Bild: Panzer im Strampelanzug als Protest für den Frieden.
Für eine ordentliche Geschichtsdebatte genügen 36 Kilo Wolle. Wer sie
geschickt einsetzt, findet sich wieder in einem Riesenstreit über Schuld,
Militarismus und Erinnerung. So gesehen haben Barbara Niklas und Kristina
Krömer alles richtig gemacht.
Die beiden Frauen sind spät dran an diesem Montagvormittag. In wenigen
Stunden sollen sie vor dem Militärhistorischen Museum ihr Werk
präsentieren, das viele Dresdner seit Wochen entzweit. Vorher müssen sie
dorthin zurück, wo alles angefangen hat: zum [1][„Louisen Kombi Naht“],
einem Verkaufs- und Nähraum in der Louisenstraße in der Dresdner Neustadt.

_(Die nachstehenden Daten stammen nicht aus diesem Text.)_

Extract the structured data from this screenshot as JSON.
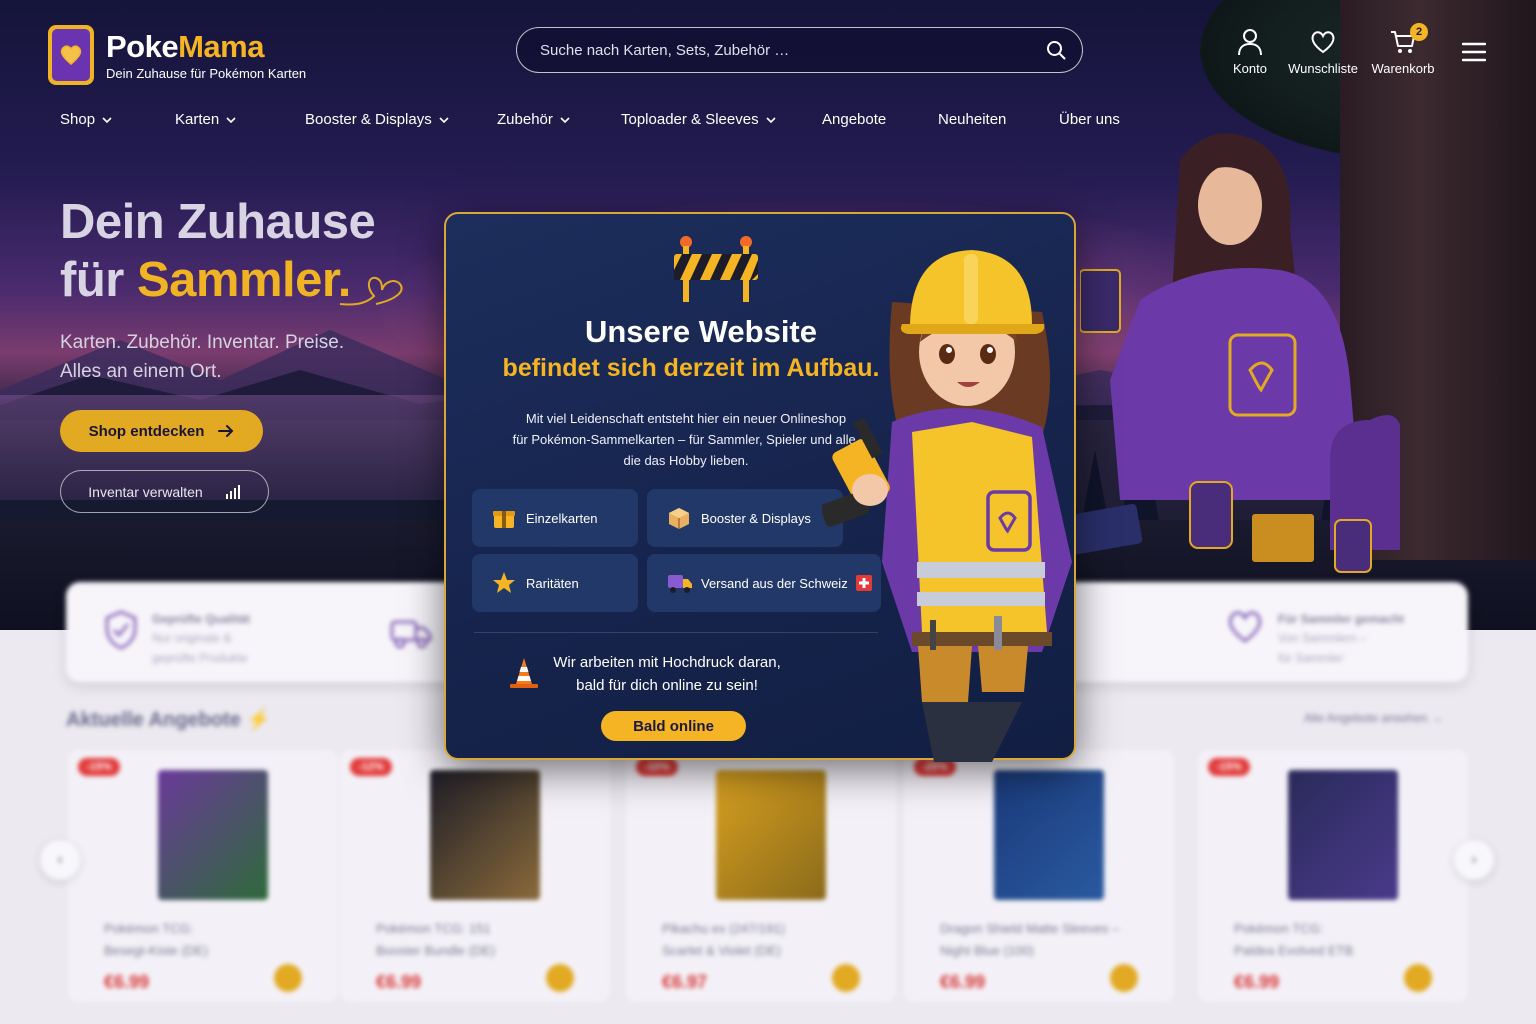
{
  "brand": {
    "name_part1": "Poke",
    "name_part2": "Mama",
    "tagline": "Dein Zuhause für Pokémon Karten"
  },
  "search": {
    "placeholder": "Suche nach Karten, Sets, Zubehör …"
  },
  "header_icons": {
    "account": "Konto",
    "wishlist": "Wunschliste",
    "cart": "Warenkorb",
    "cart_count": "2"
  },
  "nav": [
    "Shop",
    "Karten",
    "Booster & Displays",
    "Zubehör",
    "Toploader & Sleeves",
    "Angebote",
    "Neuheiten",
    "Über uns"
  ],
  "hero": {
    "heading_line1": "Dein Zuhause",
    "heading_line2_prefix": "für ",
    "heading_line2_highlight": "Sammler.",
    "subtitle_line1": "Karten. Zubehör. Inventar. Preise.",
    "subtitle_line2": "Alles an einem Ort.",
    "primary_button": "Shop entdecken",
    "secondary_button": "Inventar verwalten"
  },
  "features": [
    {
      "title": "Geprüfte Qualität",
      "desc_line1": "Nur originale &",
      "desc_line2": "geprüfte Produkte"
    },
    {
      "title": "Für Sammler gemacht",
      "desc_line1": "Von Sammlern –",
      "desc_line2": "für Sammler"
    }
  ],
  "offers": {
    "title": "Aktuelle Angebote",
    "link": "Alle Angebote ansehen",
    "products": [
      {
        "badge": "-15%",
        "name_line1": "Pokémon TCG:",
        "name_line2": "Besegt-Kiste (DE)",
        "price": "€6.99"
      },
      {
        "badge": "-12%",
        "name_line1": "Pokémon TCG: 151",
        "name_line2": "Booster Bundle (DE)",
        "price": "€6.99"
      },
      {
        "badge": "-10%",
        "name_line1": "Pikachu ex (247/191)",
        "name_line2": "Scarlet & Violet (DE)",
        "price": "€6.97"
      },
      {
        "badge": "-20%",
        "name_line1": "Dragon Shield Matte Sleeves –",
        "name_line2": "Night Blue (100)",
        "price": "€6.99"
      },
      {
        "badge": "-15%",
        "name_line1": "Pokémon TCG:",
        "name_line2": "Paldea Evolved ETB",
        "price": "€6.99"
      }
    ]
  },
  "modal": {
    "title": "Unsere Website",
    "subtitle": "befindet sich derzeit im Aufbau.",
    "desc_line1": "Mit viel Leidenschaft entsteht hier ein neuer Onlineshop",
    "desc_line2": "für Pokémon-Sammelkarten – für Sammler, Spieler und alle,",
    "desc_line3": "die das Hobby lieben.",
    "tiles": [
      "Einzelkarten",
      "Booster & Displays",
      "Raritäten",
      "Versand aus der Schweiz"
    ],
    "working_line1": "Wir arbeiten mit Hochdruck daran,",
    "working_line2": "bald für dich online zu sein!",
    "button": "Bald online"
  },
  "colors": {
    "gold": "#f4b424",
    "purple": "#6a34b0",
    "navy": "#16244d",
    "sale_red": "#e23a3a"
  }
}
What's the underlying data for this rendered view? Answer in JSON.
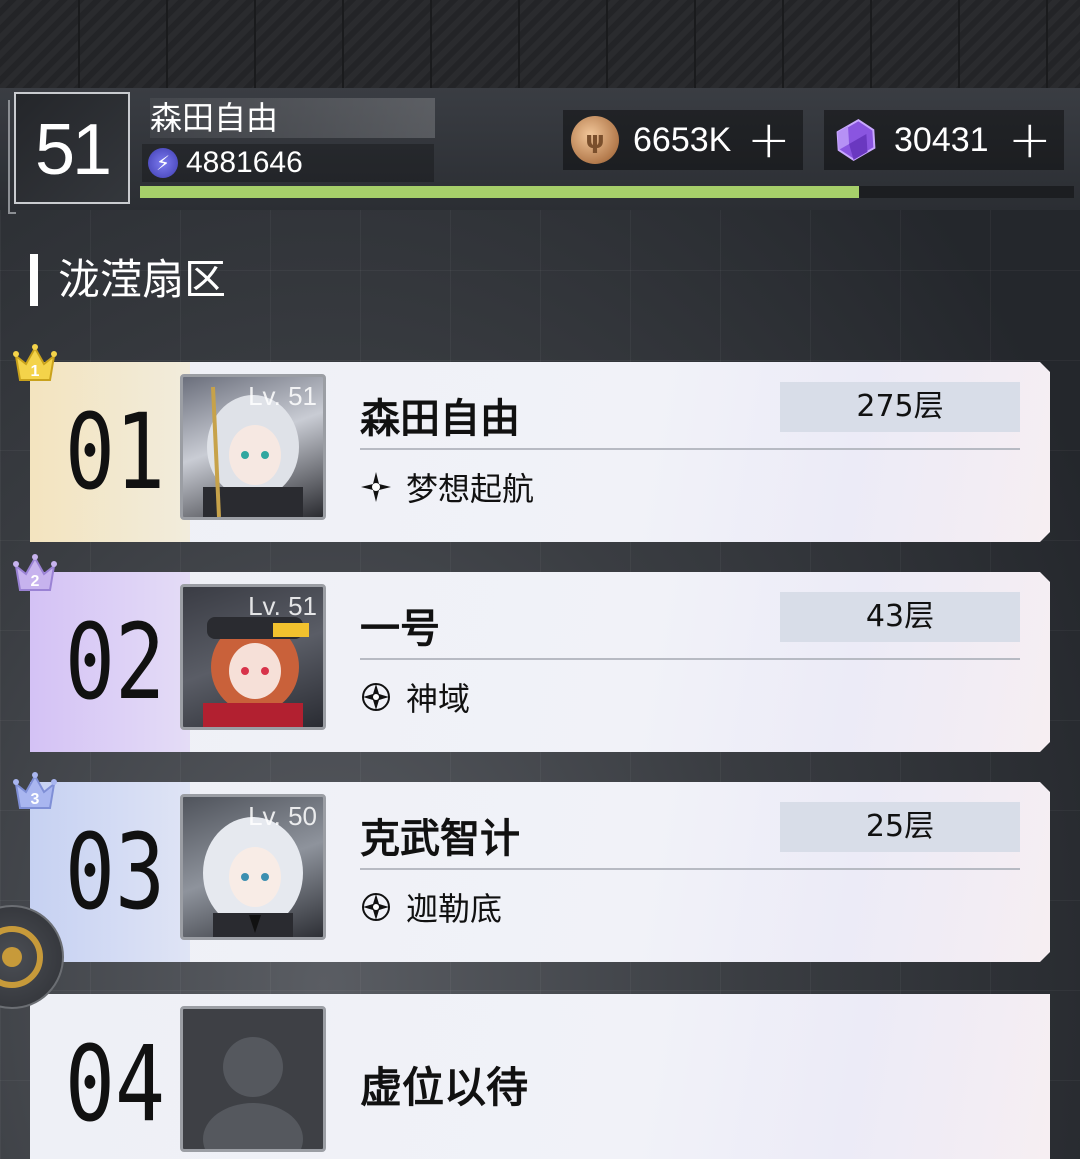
{
  "player": {
    "level": "51",
    "name": "森田自由",
    "power": "4881646",
    "exp_fraction": 0.77
  },
  "resources": [
    {
      "icon": "coin-icon",
      "value": "6653K",
      "plus": "+"
    },
    {
      "icon": "crystal-icon",
      "value": "30431",
      "plus": "+"
    }
  ],
  "section": {
    "title": "泷滢扇区"
  },
  "ranks": [
    {
      "rank": "01",
      "crown": "1",
      "level": "Lv. 51",
      "name": "森田自由",
      "floor": "275层",
      "guild": "梦想起航"
    },
    {
      "rank": "02",
      "crown": "2",
      "level": "Lv. 51",
      "name": "一号",
      "floor": "43层",
      "guild": "神域"
    },
    {
      "rank": "03",
      "crown": "3",
      "level": "Lv. 50",
      "name": "克武智计",
      "floor": "25层",
      "guild": "迦勒底"
    },
    {
      "rank": "04",
      "vacant_text": "虚位以待"
    }
  ],
  "colors": {
    "exp_bar": "#a6cf6a",
    "rank1_tint": "#f3e4bf",
    "rank2_tint": "#d4c2f5",
    "rank3_tint": "#c6d1f2"
  }
}
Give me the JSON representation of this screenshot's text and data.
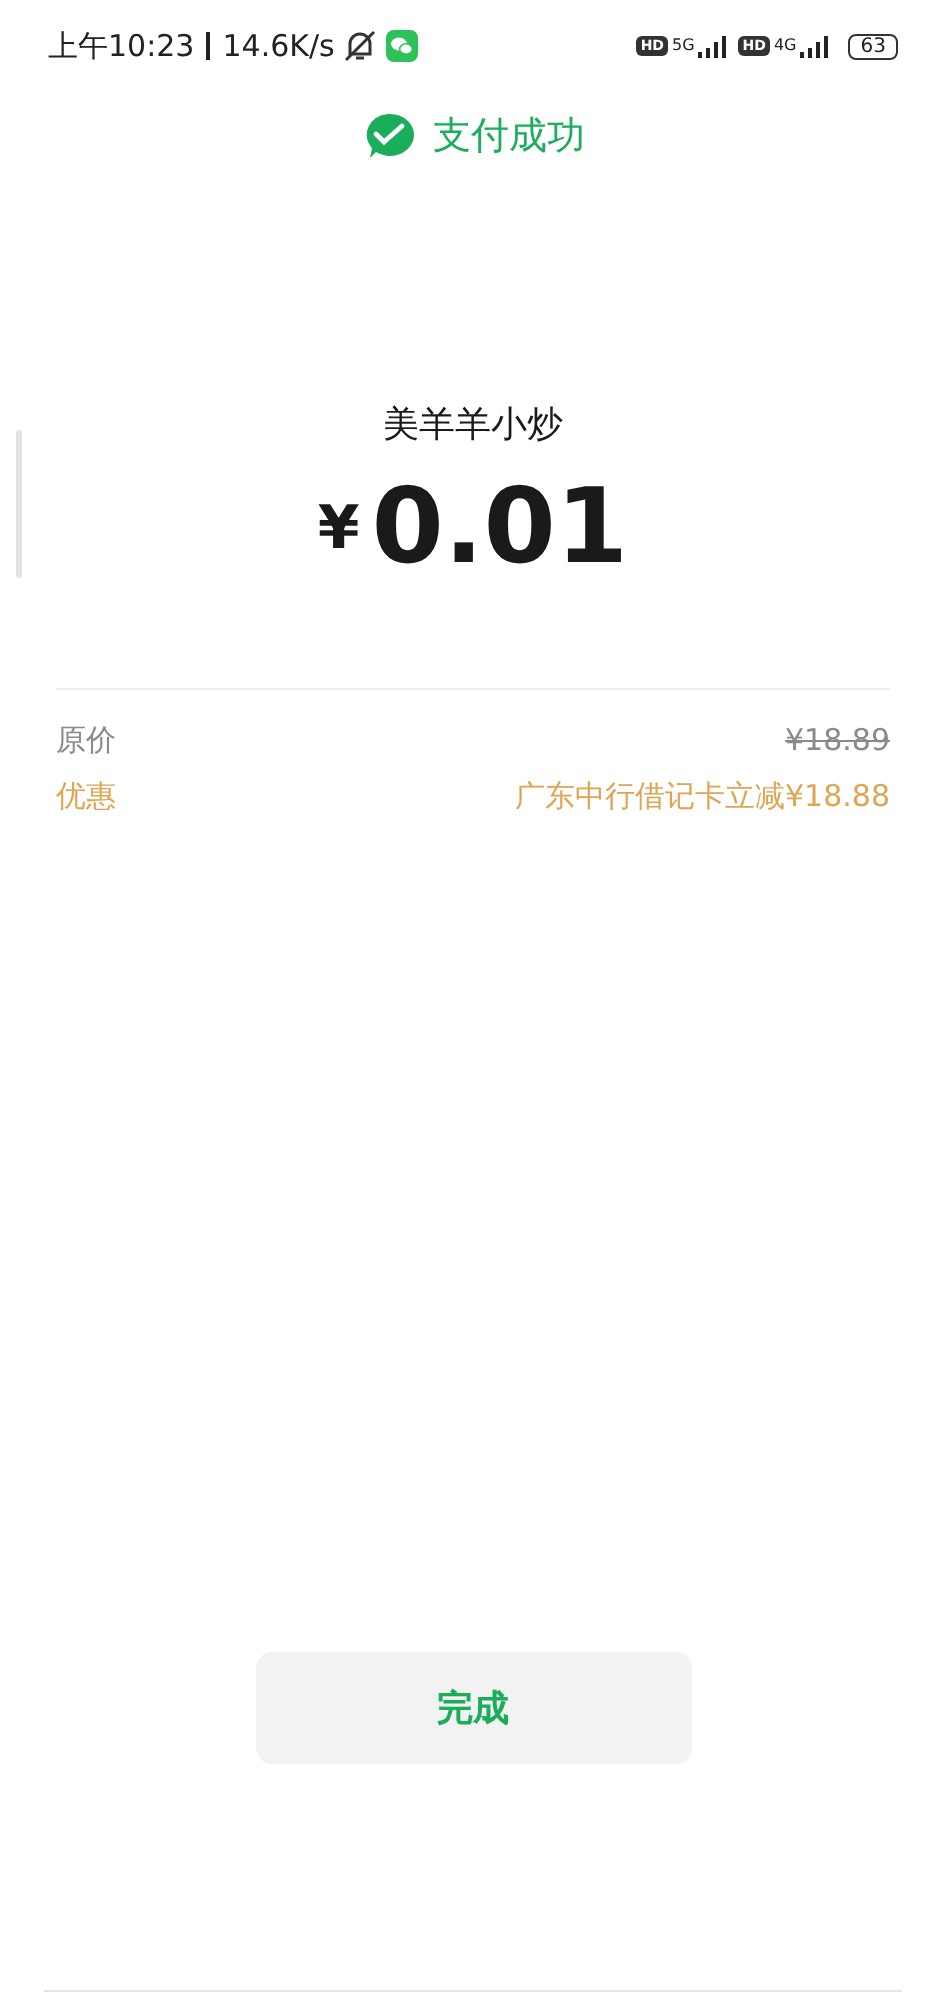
{
  "status_bar": {
    "time": "上午10:23",
    "speed": "14.6K/s",
    "sim": [
      {
        "badge": "HD",
        "network": "5G"
      },
      {
        "badge": "HD",
        "network": "4G"
      }
    ],
    "battery": "63"
  },
  "header": {
    "title": "支付成功"
  },
  "payment": {
    "merchant": "美羊羊小炒",
    "currency": "¥",
    "amount": "0.01"
  },
  "details": [
    {
      "kind": "original",
      "label": "原价",
      "value": "¥18.89"
    },
    {
      "kind": "discount",
      "label": "优惠",
      "value": "广东中行借记卡立减¥18.88"
    }
  ],
  "done_button": "完成"
}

Dorthin, wo sie vor fünf Monaten auf die Idee kamen, einen Panzer
einzustricken.
Es wird nur langsam warm hier im Altbau-Erdgeschoss. Trotzdem zieht
Kristina Krömer die Schuhe aus und zieht die Beine an. „Wir sind gegen
Kriegseinsätze“, sagt die 31-jährige Modedesignerin. „Aber vor allem sind
wir dafür, dass es so weit gar nicht kommt. Und zwar durch sprachliche,
friedliche Auseinandersetzung.“ Neben ihr sitzt Barbara Niklas, 29 Jahre
alt.
## Stricken für den Frieden
Mittlerweile kann die Psychologin Krömers Sätze für sie beenden. So oft
haben sie erklären müssen, wie sie ihr Vorhaben verstanden wissen möchten.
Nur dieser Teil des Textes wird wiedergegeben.